Management systems solve compliance issues of multi-state gaming rules and regulations

Key Control

Management systems solve compliance issues of multi-state gaming rules and regulations

In the American casino industry, the name Boyd Gaming stands out as a model of business efficiency and success. The company has been developing and operating hotels and casinos since 1975, and currently has 17 whollyowned properties located in Nevada, Louisiana, Mississippi, Illinois, Indiana, Iowa and Kansas. Boyd Gaming additionally shares ownership of the Borgata Casino in New Jersey.

The success of this family-owned operation can be attributed to many factors, among them strict adherence to the various state rules and regulations pertaining to key control policies and procedures. According to Kerry Tankersley, business solutions analyst at Boyd Gaming, a unified, enterprise-wide key control solution from Morse Watchmans, individually tailored to meet gaming regulations in each of the states where Boyd Gaming operates, is fundamental to their success.

“We really needed a flexible system that could easily adjust to the differences in regulations in the various jurisdictions in which Boyd operates,” Tankersley said. “This solution can be fully customized for the property and the jurisdiction in which we operate. Because of that, we don’t have to over buy.”

Sensitive Keys

Critical to the business environment, Morse Watchmans stays current with the various rules and regulations to ensure that its products meet all requirements for each particular state. Tankersley cites as an example their operation in Louisiana, where state gaming restrictions do not allow for sensitive keys to be held in the same cabinet as non-sensitive keys.

To accommodate for this requirement, the cabinet was programmed to store and allow access for sensitive keys only, rather than the standard random key return feature that allows the return of any key to any open slot in the cabinet.

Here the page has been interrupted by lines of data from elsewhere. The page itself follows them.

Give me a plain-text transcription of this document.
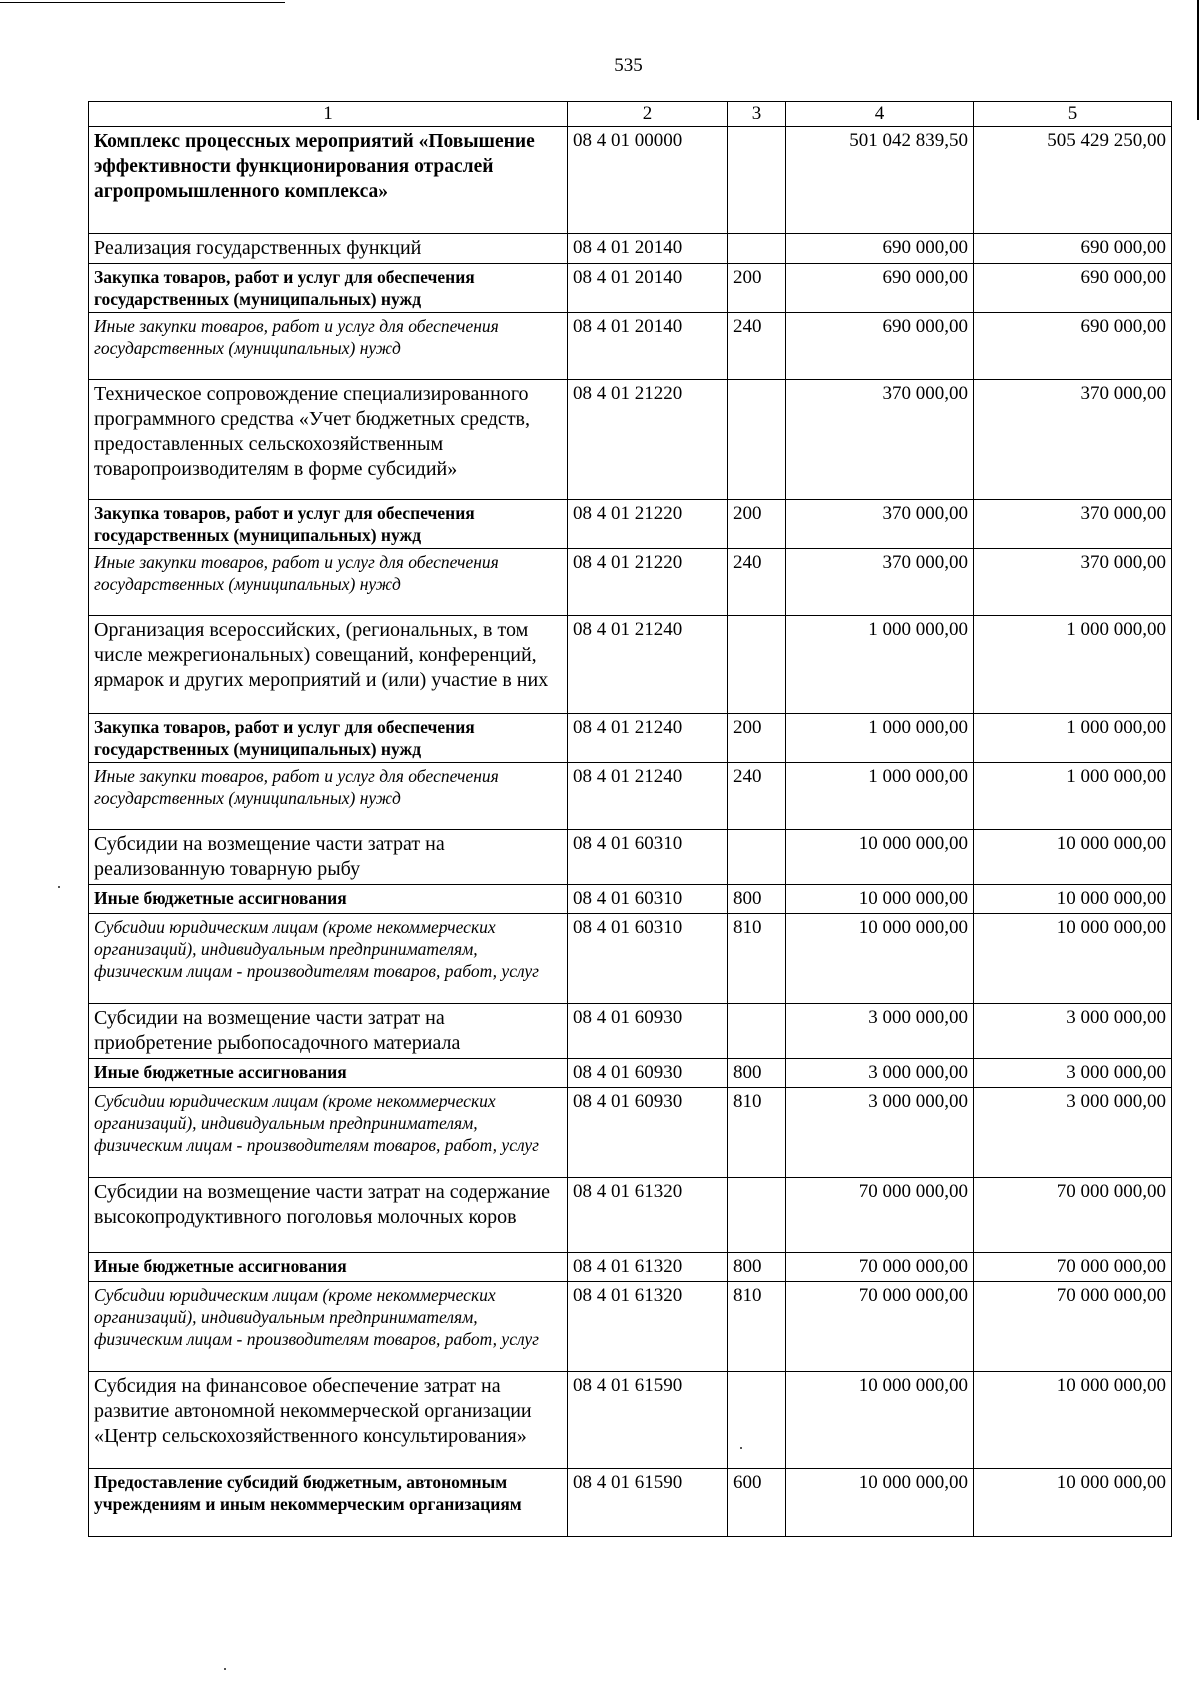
535
1	2	3	4	5
Комплекс процессных мероприятий «Повышение эффективности функционирования отраслей агропромышленного комплекса»	08 4 01 00000		501 042 839,50	505 429 250,00
Реализация государственных функций	08 4 01 20140		690 000,00	690 000,00
Закупка товаров, работ и услуг для обеспечения государственных (муниципальных) нужд	08 4 01 20140	200	690 000,00	690 000,00
Иные закупки товаров, работ и услуг для обеспечения государственных (муниципальных) нужд	08 4 01 20140	240	690 000,00	690 000,00
Техническое сопровождение специализированного программного средства «Учет бюджетных средств, предоставленных сельскохозяйственным товаропроизводителям в форме субсидий»	08 4 01 21220		370 000,00	370 000,00
Закупка товаров, работ и услуг для обеспечения государственных (муниципальных) нужд	08 4 01 21220	200	370 000,00	370 000,00
Иные закупки товаров, работ и услуг для обеспечения государственных (муниципальных) нужд	08 4 01 21220	240	370 000,00	370 000,00
Организация всероссийских, (региональных, в том числе межрегиональных) совещаний, конференций, ярмарок и других мероприятий и (или) участие в них	08 4 01 21240		1 000 000,00	1 000 000,00
Закупка товаров, работ и услуг для обеспечения государственных (муниципальных) нужд	08 4 01 21240	200	1 000 000,00	1 000 000,00
Иные закупки товаров, работ и услуг для обеспечения государственных (муниципальных) нужд	08 4 01 21240	240	1 000 000,00	1 000 000,00
Субсидии на возмещение части затрат на реализованную товарную рыбу	08 4 01 60310		10 000 000,00	10 000 000,00
Иные бюджетные ассигнования	08 4 01 60310	800	10 000 000,00	10 000 000,00
Субсидии юридическим лицам (кроме некоммерческих организаций), индивидуальным предпринимателям, физическим лицам - производителям товаров, работ, услуг	08 4 01 60310	810	10 000 000,00	10 000 000,00
Субсидии на возмещение части затрат на приобретение рыбопосадочного материала	08 4 01 60930		3 000 000,00	3 000 000,00
Иные бюджетные ассигнования	08 4 01 60930	800	3 000 000,00	3 000 000,00
Субсидии юридическим лицам (кроме некоммерческих организаций), индивидуальным предпринимателям, физическим лицам - производителям товаров, работ, услуг	08 4 01 60930	810	3 000 000,00	3 000 000,00
Субсидии на возмещение части затрат на содержание высокопродуктивного поголовья молочных коров	08 4 01 61320		70 000 000,00	70 000 000,00
Иные бюджетные ассигнования	08 4 01 61320	800	70 000 000,00	70 000 000,00
Субсидии юридическим лицам (кроме некоммерческих организаций), индивидуальным предпринимателям, физическим лицам - производителям товаров, работ, услуг	08 4 01 61320	810	70 000 000,00	70 000 000,00
Субсидия на финансовое обеспечение затрат на развитие автономной некоммерческой организации «Центр сельскохозяйственного консультирования»	08 4 01 61590		10 000 000,00	10 000 000,00
Предоставление субсидий бюджетным, автономным учреждениям и иным некоммерческим организациям	08 4 01 61590	600	10 000 000,00	10 000 000,00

This solution allows the sensitive keys to be held in this particular cabinet, each in a specific slot, complete with tracking and programmable user authorizations.

The system’s open architecture structure enables compatibility with third-party software for generating state required reports for key inventory and replacement, broken or damaged keys, and records or incident reporting. Data generated by the system is used to create an audit trail of incidents and follow-up actions throughout Boyd Gaming properties. As Tankersley explained, if the key control system generates an alarm because of an illegal key return, the report is given to the shift manager and security personnel to take action. Management of the incident—exception, justification, resolution—is then tracked with specialized incident reporting software that generates reports for auditors.

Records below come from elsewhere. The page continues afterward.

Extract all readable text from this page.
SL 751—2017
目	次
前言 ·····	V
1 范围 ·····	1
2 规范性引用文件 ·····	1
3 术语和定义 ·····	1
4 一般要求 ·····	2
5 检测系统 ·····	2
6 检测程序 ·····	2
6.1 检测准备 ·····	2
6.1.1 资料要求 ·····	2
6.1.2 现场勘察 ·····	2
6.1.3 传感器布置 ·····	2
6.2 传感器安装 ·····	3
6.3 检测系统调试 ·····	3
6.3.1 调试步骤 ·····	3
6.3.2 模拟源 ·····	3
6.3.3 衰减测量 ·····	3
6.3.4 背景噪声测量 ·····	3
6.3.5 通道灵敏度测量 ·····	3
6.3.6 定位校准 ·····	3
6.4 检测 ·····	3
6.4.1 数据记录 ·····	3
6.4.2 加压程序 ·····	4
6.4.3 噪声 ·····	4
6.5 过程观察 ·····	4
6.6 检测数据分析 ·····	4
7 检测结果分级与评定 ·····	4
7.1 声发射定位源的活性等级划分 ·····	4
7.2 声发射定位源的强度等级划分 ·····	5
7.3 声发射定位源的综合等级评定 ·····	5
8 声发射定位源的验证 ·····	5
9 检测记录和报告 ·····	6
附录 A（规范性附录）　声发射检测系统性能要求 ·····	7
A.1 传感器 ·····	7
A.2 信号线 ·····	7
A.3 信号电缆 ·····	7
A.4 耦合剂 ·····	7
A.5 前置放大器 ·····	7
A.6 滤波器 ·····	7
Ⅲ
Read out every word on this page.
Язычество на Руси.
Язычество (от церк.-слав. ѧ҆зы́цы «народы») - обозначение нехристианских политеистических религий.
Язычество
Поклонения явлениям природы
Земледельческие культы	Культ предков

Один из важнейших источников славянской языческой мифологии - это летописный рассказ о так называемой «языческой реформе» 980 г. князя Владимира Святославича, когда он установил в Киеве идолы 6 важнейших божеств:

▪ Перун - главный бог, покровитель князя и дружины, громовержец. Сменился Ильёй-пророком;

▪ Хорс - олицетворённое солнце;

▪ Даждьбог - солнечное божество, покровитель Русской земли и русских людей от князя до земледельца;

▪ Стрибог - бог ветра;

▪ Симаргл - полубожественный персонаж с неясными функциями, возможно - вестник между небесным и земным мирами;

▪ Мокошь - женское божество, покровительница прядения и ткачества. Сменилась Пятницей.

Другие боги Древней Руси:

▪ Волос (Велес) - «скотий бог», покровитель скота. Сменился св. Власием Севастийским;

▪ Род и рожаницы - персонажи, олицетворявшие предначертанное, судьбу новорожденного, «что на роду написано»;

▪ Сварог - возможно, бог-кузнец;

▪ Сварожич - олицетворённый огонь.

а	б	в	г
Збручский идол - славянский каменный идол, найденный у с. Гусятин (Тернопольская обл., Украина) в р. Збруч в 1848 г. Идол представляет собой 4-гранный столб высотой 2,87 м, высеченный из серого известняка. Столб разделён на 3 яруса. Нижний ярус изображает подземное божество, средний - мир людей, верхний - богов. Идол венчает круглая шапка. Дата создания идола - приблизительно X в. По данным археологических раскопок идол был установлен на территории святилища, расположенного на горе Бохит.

“We have to produce incident reports that show key usage and illegal door and alarm activity, covering a 90-day period,” Tankersley said. “With the data from our key control system, it all ties together and is reportable, retrievable and traceable.”

Authorized Staff Only

Key control cabinets located throughout the various Boyd Gaming properties are accessed by authorized staff using their four-digit user ID and a biometric scan of a fingerprint or palm print. The two-step process ensures additional security and adherence to policies and procedures. As an extra measure of security, and to meet Nevada gaming regulations, system administrators are authorized to add/remove keys for maintenance purposes but are not allowed to sign keys out.

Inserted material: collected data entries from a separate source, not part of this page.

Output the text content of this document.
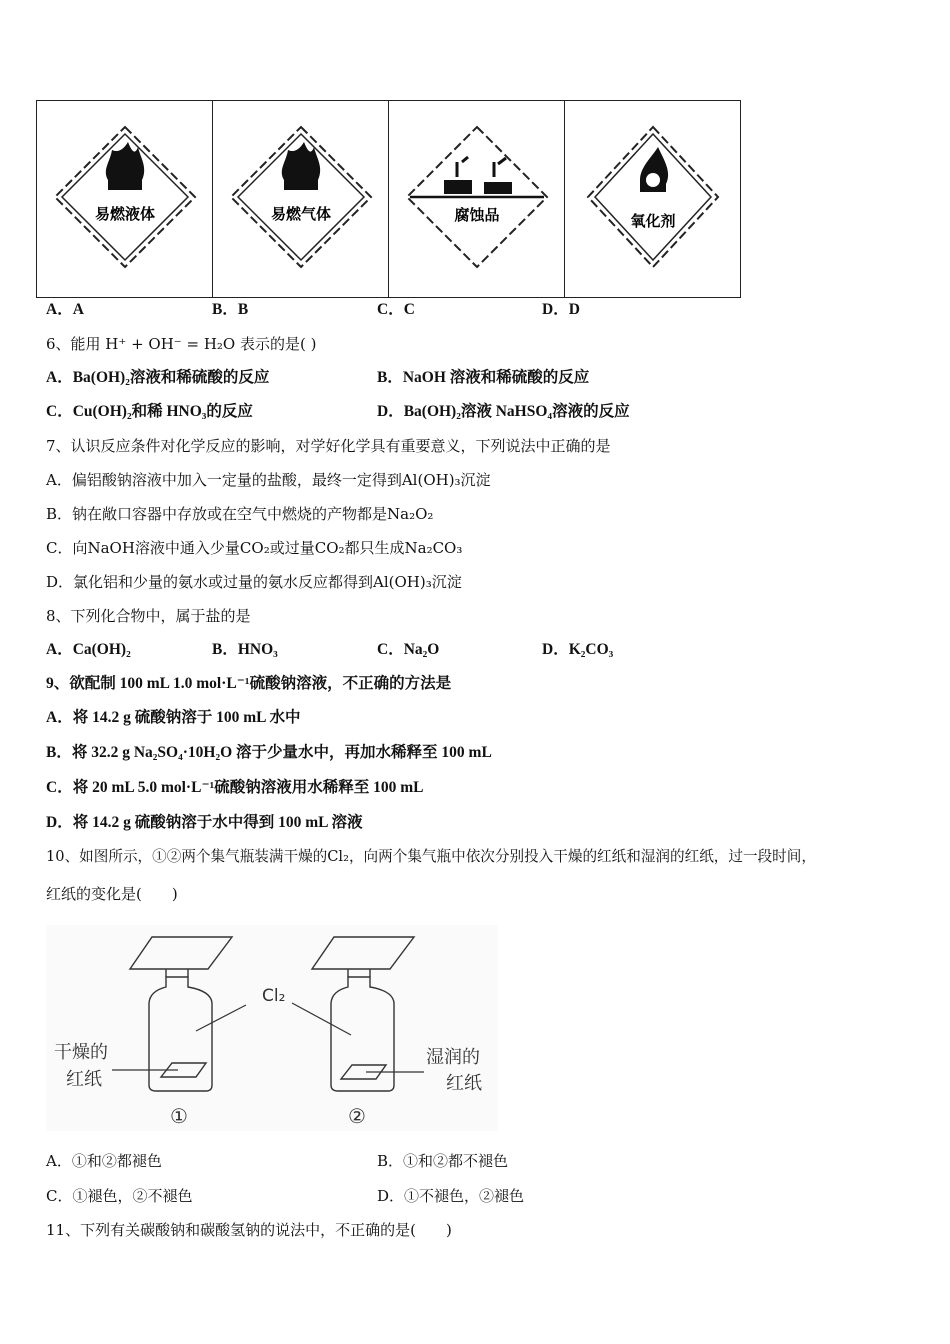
易燃液体	易燃气体	腐蚀品	氧化剂
A．A	B．B	C．C	D．D
6、能用 H⁺ + OH⁻ = H₂O 表示的是( )
A．Ba(OH)₂溶液和稀硫酸的反应	B．NaOH 溶液和稀硫酸的反应
C．Cu(OH)₂和稀 HNO₃的反应	D．Ba(OH)₂溶液 NaHSO₄溶液的反应
7、认识反应条件对化学反应的影响，对学好化学具有重要意义，下列说法中正确的是
A．偏铝酸钠溶液中加入一定量的盐酸，最终一定得到Al(OH)₃沉淀
B．钠在敞口容器中存放或在空气中燃烧的产物都是Na₂O₂
C．向NaOH溶液中通入少量CO₂或过量CO₂都只生成Na₂CO₃
D．氯化铝和少量的氨水或过量的氨水反应都得到Al(OH)₃沉淀
8、下列化合物中，属于盐的是
A．Ca(OH)₂	B．HNO₃	C．Na₂O	D．K₂CO₃
9、欲配制 100 mL 1.0 mol·L⁻¹硫酸钠溶液，不正确的方法是
A．将 14.2 g 硫酸钠溶于 100 mL 水中
B．将 32.2 g Na₂SO₄·10H₂O 溶于少量水中，再加水稀释至 100 mL
C．将 20 mL 5.0 mol·L⁻¹硫酸钠溶液用水稀释至 100 mL
D．将 14.2 g 硫酸钠溶于水中得到 100 mL 溶液
10、如图所示，①②两个集气瓶装满干燥的Cl₂，向两个集气瓶中依次分别投入干燥的红纸和湿润的红纸，过一段时间，
红纸的变化是(　　)
Cl₂
干燥的
红纸
湿润的
红纸
①	②
A．①和②都褪色	B．①和②都不褪色
C．①褪色，②不褪色	D．①不褪色，②褪色
11、下列有关碳酸钠和碳酸氢钠的说法中，不正确的是(　　)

Because of the nature of business in a casino, large sums of money, and accompanying rules and restrictions pertaining to key control and management, Boyd Gaming uses several additional security measures available on the key control system such as dual/tri signature procedures. Departments are set up within the system, and if the release of a key requires three “signatures,” for example, the system is programmed to specify which three departments are authorized to provide the signatures. All three signatures must be from the three designated departments in order to access the key cabinet.

“The system enforces control both by department and by key,” Tankersley said. “It’s very solid, and no one can violate it or bypass the system.”

Morse Watchmans KeyWatcher key control systems were first installed by Boyd Gaming in 2000; and since that time, original systems have been upgraded and new cabinets added to the enterprise. Tankersley points out that those original systems are still working but are gradually being replaced, so they can take advantage of the many new features that have been introduced. As proof of their durability, she cites a system installed at the Louisiana property that survived Hurricane Katrina with no damage.

“As we expand, we are picking up quite a bit of what was manual,” Tankersley said. “The KeyWatcher system makes it easier to ensure the keys are where they’re supposed to be and go to whom they are supposed to. In a casino application, with all of the rules and regulations we must follow, a flexible system makes it that much easier. I don’t know of another product that offers as much, or is as compliant.”